2. Intervalo: a estética do pathos de Eisenstein e a construção composicional de Zola

Para compreender a proposta deste texto é preciso fazer um intervalo para situar o ponto de vista do pensador e cineasta russo Serguei Eisenstein (1898-1948) e seu estudo da obra de Émile Zola (1840-1902), mostrando a correspondência entre as escolhas estéticas deste escritor francês e as situações extraverbais selecionadas e constituídas nos enunciados e seus romances, caracterizadas pelo processo de evocação imagética dos espaços urbanos  onde se passavam sofrimentos geradores do pathos existencial de sua época.

Ele toma como objeto de referência os romances do escritor, uma mídia impressa hegemônica em seu tempo. As obras em geral retratam as dificuldades e sofrimentos de personagens típicos da vida social no processo de urbanidade em fase de organização nas transformações e crises na França do final do século XIX.

Em seguida, apresentaremos artigos publicados em jornais paulistanos em cadernos culturais pelo historiador Peter Burke e que apontam para situações de conflito urbano com princípios diferentes, mas que atentam para a mesma forma estética de representação dor diante dos dramas das cidades em nossos dias do século XXI. Há uma correspondência destes procedimentos com as formas de apresentação de textos nas mídias contemporâneas e a sensibilidade dos destinatários aos quais estas formas se destinam.

Partimos do princípio de que as formas de construção composicional e enunciados em textos verbais integrados aos textos visuais ou a determinados procedimentos discursivos de impacto estão organizados nas mídias impressas das duas épocas referidas com recursos que materializam sensações e posições axiológicas correspondentes às dos destinatários de cada veículo. Há uma interferência das transformações nos recursos tecnológicos.

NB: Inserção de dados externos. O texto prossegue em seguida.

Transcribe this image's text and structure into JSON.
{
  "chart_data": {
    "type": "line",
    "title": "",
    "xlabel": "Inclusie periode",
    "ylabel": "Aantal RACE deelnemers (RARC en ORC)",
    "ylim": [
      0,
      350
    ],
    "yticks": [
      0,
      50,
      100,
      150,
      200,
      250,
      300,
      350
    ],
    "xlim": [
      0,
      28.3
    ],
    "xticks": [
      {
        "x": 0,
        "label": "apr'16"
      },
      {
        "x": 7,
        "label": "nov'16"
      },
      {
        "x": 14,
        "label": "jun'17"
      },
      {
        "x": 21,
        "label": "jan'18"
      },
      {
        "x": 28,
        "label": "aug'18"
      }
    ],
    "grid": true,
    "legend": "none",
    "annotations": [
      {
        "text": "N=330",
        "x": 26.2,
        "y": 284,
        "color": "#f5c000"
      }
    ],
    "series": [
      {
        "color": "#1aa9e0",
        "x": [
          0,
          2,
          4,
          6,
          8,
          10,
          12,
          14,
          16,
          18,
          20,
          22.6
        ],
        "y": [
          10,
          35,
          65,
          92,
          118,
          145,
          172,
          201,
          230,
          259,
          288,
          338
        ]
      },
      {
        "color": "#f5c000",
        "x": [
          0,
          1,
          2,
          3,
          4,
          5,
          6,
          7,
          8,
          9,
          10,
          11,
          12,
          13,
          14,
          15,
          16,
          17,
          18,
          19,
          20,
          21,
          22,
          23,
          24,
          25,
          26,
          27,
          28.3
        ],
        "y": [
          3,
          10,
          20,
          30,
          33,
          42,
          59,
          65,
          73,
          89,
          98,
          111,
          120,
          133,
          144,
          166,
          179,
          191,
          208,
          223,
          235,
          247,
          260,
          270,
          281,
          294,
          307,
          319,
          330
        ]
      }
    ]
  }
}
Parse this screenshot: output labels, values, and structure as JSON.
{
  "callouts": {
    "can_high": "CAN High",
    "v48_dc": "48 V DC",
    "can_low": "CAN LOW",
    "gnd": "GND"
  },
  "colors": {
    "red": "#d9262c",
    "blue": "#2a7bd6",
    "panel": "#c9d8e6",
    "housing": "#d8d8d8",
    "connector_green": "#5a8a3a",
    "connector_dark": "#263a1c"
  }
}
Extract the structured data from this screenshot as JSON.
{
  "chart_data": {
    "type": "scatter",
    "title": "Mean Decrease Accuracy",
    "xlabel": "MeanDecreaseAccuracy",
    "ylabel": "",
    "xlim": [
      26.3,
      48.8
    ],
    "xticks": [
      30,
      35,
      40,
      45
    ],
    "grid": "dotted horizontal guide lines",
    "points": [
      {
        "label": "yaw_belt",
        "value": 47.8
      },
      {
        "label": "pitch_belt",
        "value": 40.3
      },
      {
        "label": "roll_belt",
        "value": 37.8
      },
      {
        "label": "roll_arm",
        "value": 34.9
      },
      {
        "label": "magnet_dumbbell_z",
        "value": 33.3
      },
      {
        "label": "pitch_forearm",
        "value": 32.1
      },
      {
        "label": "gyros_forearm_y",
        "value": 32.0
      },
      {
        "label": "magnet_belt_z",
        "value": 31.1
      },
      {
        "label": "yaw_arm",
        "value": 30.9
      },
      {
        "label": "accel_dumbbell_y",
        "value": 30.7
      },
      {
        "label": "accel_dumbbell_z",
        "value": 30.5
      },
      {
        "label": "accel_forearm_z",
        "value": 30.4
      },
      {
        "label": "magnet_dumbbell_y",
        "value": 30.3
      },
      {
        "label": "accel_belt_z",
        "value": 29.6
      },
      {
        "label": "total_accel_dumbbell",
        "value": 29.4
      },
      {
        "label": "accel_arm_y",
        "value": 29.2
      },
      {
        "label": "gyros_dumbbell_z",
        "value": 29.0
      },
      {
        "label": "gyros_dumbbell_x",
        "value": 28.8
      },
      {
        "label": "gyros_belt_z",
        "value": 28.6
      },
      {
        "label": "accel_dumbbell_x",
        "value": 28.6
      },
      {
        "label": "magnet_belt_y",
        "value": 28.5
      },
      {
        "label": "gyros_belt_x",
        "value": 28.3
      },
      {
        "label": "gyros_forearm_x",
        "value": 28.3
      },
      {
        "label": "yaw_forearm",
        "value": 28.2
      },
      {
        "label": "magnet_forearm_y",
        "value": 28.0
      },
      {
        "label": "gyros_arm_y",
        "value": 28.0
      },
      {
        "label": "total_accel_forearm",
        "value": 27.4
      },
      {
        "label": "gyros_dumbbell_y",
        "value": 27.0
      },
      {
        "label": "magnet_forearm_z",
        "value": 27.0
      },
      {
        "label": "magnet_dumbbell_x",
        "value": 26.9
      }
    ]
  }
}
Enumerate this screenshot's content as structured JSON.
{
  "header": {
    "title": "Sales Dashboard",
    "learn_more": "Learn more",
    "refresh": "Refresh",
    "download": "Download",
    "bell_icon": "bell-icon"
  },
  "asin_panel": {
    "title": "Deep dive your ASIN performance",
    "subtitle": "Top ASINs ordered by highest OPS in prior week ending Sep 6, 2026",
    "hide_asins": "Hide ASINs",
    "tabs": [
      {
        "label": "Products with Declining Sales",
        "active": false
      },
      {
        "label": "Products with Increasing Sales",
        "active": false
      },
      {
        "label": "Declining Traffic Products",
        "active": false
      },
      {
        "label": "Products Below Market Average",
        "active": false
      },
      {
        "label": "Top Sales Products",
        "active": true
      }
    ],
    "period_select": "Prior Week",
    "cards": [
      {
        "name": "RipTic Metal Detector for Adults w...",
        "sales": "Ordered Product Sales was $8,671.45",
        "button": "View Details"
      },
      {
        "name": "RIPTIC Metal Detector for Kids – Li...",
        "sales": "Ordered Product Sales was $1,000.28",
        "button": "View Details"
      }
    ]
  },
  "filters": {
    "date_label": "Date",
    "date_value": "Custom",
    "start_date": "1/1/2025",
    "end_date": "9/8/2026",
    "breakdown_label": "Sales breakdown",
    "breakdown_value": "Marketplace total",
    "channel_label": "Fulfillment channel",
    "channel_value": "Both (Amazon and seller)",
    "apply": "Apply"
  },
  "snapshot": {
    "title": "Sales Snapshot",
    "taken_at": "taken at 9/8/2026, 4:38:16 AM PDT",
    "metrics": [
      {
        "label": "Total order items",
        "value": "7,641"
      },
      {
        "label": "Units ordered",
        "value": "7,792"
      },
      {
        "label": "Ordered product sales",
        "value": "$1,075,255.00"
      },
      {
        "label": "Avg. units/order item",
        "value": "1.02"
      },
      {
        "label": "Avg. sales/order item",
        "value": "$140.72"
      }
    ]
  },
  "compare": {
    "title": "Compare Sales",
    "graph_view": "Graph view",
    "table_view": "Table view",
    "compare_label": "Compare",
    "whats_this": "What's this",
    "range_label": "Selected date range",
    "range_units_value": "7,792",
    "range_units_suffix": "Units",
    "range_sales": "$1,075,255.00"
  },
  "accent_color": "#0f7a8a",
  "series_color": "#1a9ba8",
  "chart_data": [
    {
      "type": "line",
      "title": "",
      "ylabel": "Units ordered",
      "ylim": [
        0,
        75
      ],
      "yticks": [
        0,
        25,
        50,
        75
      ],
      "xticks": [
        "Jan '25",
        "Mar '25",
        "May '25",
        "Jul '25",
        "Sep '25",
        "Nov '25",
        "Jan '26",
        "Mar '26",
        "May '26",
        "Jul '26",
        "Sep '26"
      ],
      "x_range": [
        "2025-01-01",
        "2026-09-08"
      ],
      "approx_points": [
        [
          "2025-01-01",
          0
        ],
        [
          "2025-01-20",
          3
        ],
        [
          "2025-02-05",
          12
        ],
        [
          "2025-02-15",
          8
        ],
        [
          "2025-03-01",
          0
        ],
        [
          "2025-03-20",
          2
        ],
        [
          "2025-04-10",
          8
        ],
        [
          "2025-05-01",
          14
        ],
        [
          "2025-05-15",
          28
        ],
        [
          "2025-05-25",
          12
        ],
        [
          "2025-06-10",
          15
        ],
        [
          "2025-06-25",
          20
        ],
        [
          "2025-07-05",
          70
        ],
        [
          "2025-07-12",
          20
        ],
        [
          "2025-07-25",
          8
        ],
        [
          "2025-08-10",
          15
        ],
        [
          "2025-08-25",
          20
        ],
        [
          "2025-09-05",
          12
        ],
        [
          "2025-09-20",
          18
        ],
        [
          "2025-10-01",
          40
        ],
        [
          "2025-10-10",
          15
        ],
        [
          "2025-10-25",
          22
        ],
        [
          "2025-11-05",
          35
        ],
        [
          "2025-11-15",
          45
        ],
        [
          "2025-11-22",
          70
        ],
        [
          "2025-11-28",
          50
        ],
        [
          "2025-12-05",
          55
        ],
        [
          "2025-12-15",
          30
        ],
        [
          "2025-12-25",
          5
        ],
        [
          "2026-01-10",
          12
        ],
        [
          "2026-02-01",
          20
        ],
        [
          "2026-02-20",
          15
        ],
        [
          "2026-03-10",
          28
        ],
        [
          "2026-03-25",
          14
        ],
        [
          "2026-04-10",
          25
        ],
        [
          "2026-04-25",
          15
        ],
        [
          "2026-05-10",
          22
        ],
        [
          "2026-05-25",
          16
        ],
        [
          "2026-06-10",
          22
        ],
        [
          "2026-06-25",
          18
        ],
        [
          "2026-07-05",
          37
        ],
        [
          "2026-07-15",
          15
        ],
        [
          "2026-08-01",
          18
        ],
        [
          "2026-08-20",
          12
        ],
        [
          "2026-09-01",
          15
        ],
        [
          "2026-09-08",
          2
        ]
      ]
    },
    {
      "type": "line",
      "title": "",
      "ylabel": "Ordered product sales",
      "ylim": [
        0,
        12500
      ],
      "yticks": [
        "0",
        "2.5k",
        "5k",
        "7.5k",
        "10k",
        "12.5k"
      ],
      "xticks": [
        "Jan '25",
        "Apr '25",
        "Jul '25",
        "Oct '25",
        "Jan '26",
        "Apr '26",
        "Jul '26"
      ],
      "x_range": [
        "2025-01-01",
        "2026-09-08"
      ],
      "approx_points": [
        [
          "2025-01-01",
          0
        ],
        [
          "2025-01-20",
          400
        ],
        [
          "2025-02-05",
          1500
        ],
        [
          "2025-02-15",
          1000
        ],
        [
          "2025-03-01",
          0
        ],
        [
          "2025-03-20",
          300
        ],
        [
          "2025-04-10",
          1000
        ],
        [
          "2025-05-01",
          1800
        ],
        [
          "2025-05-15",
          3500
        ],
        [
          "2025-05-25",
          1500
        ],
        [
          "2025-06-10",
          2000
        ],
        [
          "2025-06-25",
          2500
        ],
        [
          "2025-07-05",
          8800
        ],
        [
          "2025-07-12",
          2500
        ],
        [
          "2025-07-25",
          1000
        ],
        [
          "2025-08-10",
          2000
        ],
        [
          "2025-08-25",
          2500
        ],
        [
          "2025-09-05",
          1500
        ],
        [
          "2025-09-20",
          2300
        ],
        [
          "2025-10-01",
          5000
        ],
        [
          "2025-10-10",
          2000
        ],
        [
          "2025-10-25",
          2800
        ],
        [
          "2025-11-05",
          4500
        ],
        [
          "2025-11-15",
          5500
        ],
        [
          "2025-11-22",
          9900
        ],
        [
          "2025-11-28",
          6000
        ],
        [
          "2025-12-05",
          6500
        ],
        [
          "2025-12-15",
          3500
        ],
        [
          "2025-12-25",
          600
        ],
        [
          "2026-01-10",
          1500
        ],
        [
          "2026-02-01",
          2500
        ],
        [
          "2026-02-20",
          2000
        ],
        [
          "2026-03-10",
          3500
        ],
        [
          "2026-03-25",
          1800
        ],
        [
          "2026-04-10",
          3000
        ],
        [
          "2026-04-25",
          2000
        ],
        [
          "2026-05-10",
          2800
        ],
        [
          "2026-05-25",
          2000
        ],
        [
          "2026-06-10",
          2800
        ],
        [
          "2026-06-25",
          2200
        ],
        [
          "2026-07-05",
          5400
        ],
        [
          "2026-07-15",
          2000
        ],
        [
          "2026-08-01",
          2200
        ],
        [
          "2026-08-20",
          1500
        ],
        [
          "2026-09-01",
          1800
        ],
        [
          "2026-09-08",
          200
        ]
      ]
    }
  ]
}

Na atualidade, há uma interdependência e um diálogo de códigos e de formas sígnicas nos textos jornalísticos em relação à predominância do signo verbal nos romances.

Enunciados e diferentes formas sígnicas convivem com a mesma intensidade numa mesma página de jornal. A leitura do texto verbal interage e dialoga com fotos e grafismos. Este fato remete à noção de montagem, de fragmento apreendido e graficamente editado com um mesmo objetivo: criar possibilidades de provocar no leitor um processo de identificação acontecimentos na configuração de sua sensibilidade.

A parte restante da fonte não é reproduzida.